Any government order, policy or program in the fight against Covid-19 that does not come under the scrutiny of Parliament and obtain the required approval does not enjoy the legitimacy and public acceptance required for its successful implementation.
When the rules don’t benefit people personally, they look at who was included or excluded, whether there was due diligence, transparency, or accountability.
For Covid-19 compliance, people can accept decisions that go against their personal interests, the loss of their livelihoods and freedom, if they believe that the decision-making and regulation process is fair. If not, there will be those who break the rules or disobey them in the hope that they won’t get caught.
The app is not a sustainable solution. The number of people arrested, summoned and fined has increased, but the number of people who tested positive has multiplied and exploded. Fear, coercion, police enforcement, arrests, and fines are neither sustainable nor effective impediments.
The initial fear that arose with the first motion control order (MCO) in March last year has subsided as people went ahead and “balik kampung” as well as brought their family to “cuti-cuti Malaysia” without thinking about the large number of daily infections.
Coupled with poor leadership as ministers and politicians breached standard operating procedures (SOPs) or were granted exemptions from citations and fines, the situation went from a period of 11 days without a positive case reported to the current record 4,029 cases per year. day.
The MCO, whether under the Infectious Disease Prevention and Control Act of 1988 or under the Emergency Ordinance, relies on people to comply even if it is against their personal interests.
Whether the government succeeds or fails in controlling the Covid-19 pandemic ultimately depends on whether people perceive the rules and standard operating procedures as legitimate.
Parliament helps give legitimacy to emergency regulations because the debate takes place in public and people can hear its justifications.
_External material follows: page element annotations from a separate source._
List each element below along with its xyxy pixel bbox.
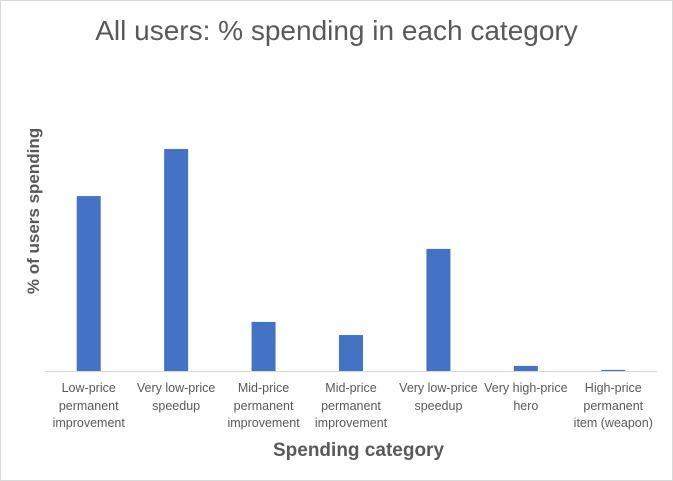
x-tick-label: Low-price permanent improvement [44,380,134,433]
bar-1 [76,196,101,371]
x-tick-label-line: speedup [152,398,201,413]
bar-2 [164,149,189,371]
bar-5 [426,248,451,371]
x-tick-label-line: Low-price [61,381,116,395]
x-tick-label-line: Very low-price [136,381,216,395]
x-tick-label-line: Very high-price [484,381,568,395]
x-tick-label-line: speedup [414,398,463,413]
bar-4 [339,335,363,371]
x-tick-label: Mid-price permanent improvement [219,380,309,433]
x-tick-label: High-price permanent item (weapon) [568,380,658,433]
x-tick-label-line: Mid-price [325,381,377,395]
x-tick-label-line: item (weapon) [573,416,653,430]
bar-7 [601,369,626,371]
x-tick-label-line: permanent [233,398,294,413]
x-tick-label-line: Very low-price [399,381,478,395]
chart-title: All users: % spending in each category [95,15,578,46]
x-tick-label-line: Mid-price [237,381,290,395]
x-axis-label: Spending category [272,440,445,461]
x-tick-label-line: permanent [58,398,119,413]
x-tick-label-line: improvement [52,416,125,430]
x-tick-label-line: improvement [314,416,388,430]
x-tick-label-line: permanent [583,398,644,413]
x-tick-label-line: improvement [227,416,300,430]
x-tick-label-line: High-price [584,381,642,395]
x-tick-label: Very low-price speedup [131,380,221,415]
x-tick-label: Mid-price permanent improvement [306,380,396,433]
x-tick-label: Very high-price hero [481,380,571,415]
bar-3 [251,321,276,371]
x-tick-label-line: permanent [321,398,381,413]
bar-6 [513,365,538,371]
x-tick-label: Very low-price speedup [393,380,483,415]
x-tick-label-line: hero [513,398,539,413]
Parliamentary oversight is designed to prevent inappropriate or disproportionate use of emergency regulations that should be established as soon as reasonably possible.
It also improves the effectiveness of legislation by giving interested parties the opportunity to identify problems in the legislation and pressure parliamentarians to seek changes in them.
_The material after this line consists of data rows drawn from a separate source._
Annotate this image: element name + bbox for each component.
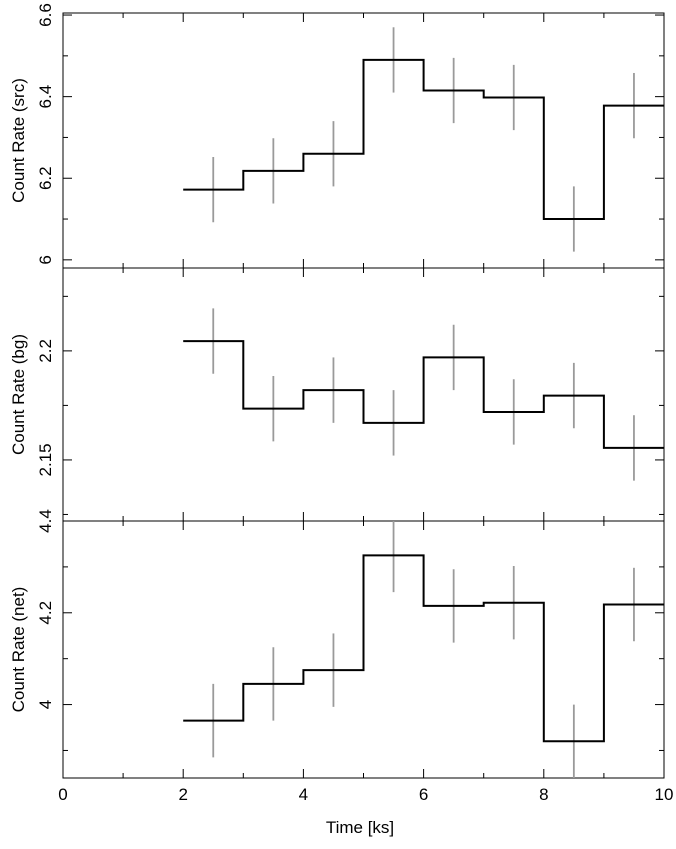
x-tick-label: 8 [539,785,548,804]
x-axis-label: Time [ks] [326,818,394,837]
x-tick-label: 0 [58,785,67,804]
step-line-1 [183,340,664,449]
x-tick-label: 4 [299,785,308,804]
x-tick-label: 10 [655,785,674,804]
y-tick-label: 6.6 [36,3,55,27]
step-line-2 [183,554,664,743]
x-tick-label: 6 [419,785,428,804]
labels: Time [ks] 6 6.2 6.4 6.6 Count Rate (src) 2.15… [9,3,673,837]
y-axis-label: Count Rate (bg) [9,334,28,455]
y-axis-label: Count Rate (src) [9,78,28,203]
y-tick-label: 4.2 [36,601,55,625]
step-line-0 [183,58,664,221]
y-tick-label: 2.15 [36,443,55,476]
y-tick-label: 6.2 [36,166,55,190]
tick-marks [62,13,665,778]
y-tick-label: 4 [36,700,55,709]
y-tick-label: 2.2 [36,339,55,363]
x-tick-label: 2 [178,785,187,804]
y-tick-label: 6.4 [36,85,55,109]
y-axis-label: Count Rate (net) [9,587,28,713]
step-lines [183,58,664,743]
y-tick-label: 4.4 [36,509,55,533]
y-tick-label: 6 [36,255,55,264]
Parliament grants legitimacy in the exercise of its function through debates to ensure that the public health emergency does not authorize the government to set aside its obligations to defend fundamental rights and freedoms over the burdens imposed by the regulations, such as loss of personal freedom, income, privacy, discrimination, stigma and stress.
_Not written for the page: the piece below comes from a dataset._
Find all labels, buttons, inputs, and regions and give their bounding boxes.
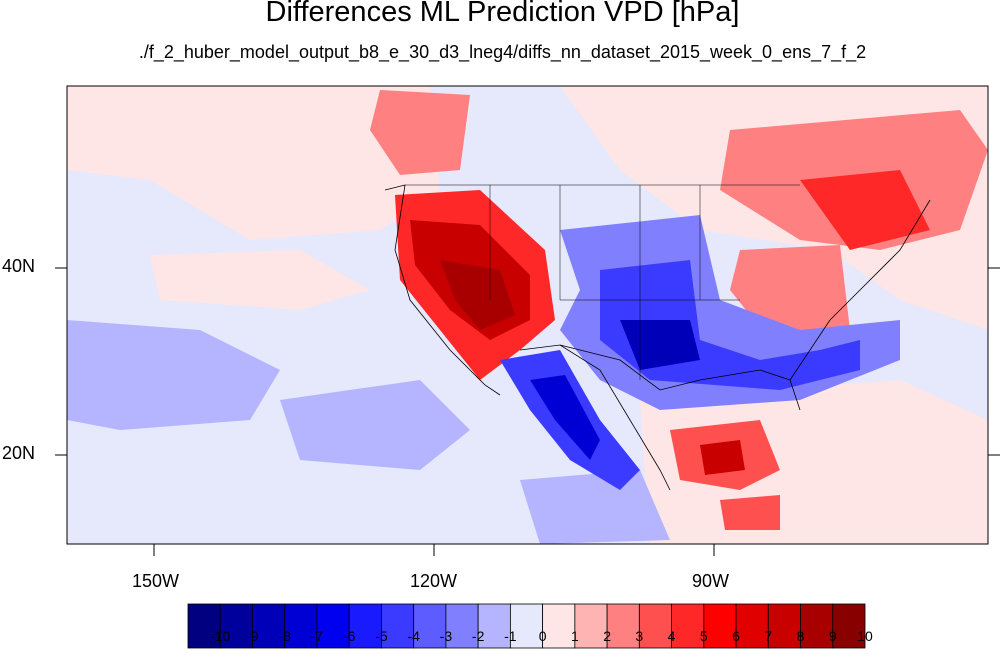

Parliament guarantees through debates and questions to the ministers for public consumption that the severity, duration and scope of the emergency measure is strictly necessary for the threat to public health and proportionate to its nature and scope.
Emergency regulations should not be used as a cover for repressive actions or corrupt practices.
Purchasing medical supplies and resources, from personal protective equipment to vaccines, may be too tempting for some without oversight from Parliament.
Parliament has an important role to play in the fight against Covid-19. It provides the oversight and legitimacy necessary for public acceptance and compliance.
If there is no legitimacy, after this MCO 2.0, we will have MCO 3.0, MCO 4.0 and ad infinitum, as well as an endless state of emergency.
William Leong Jee Keen is the MP for Selayang.
The opinions expressed are those of the author and do not necessarily reflect those of FMT.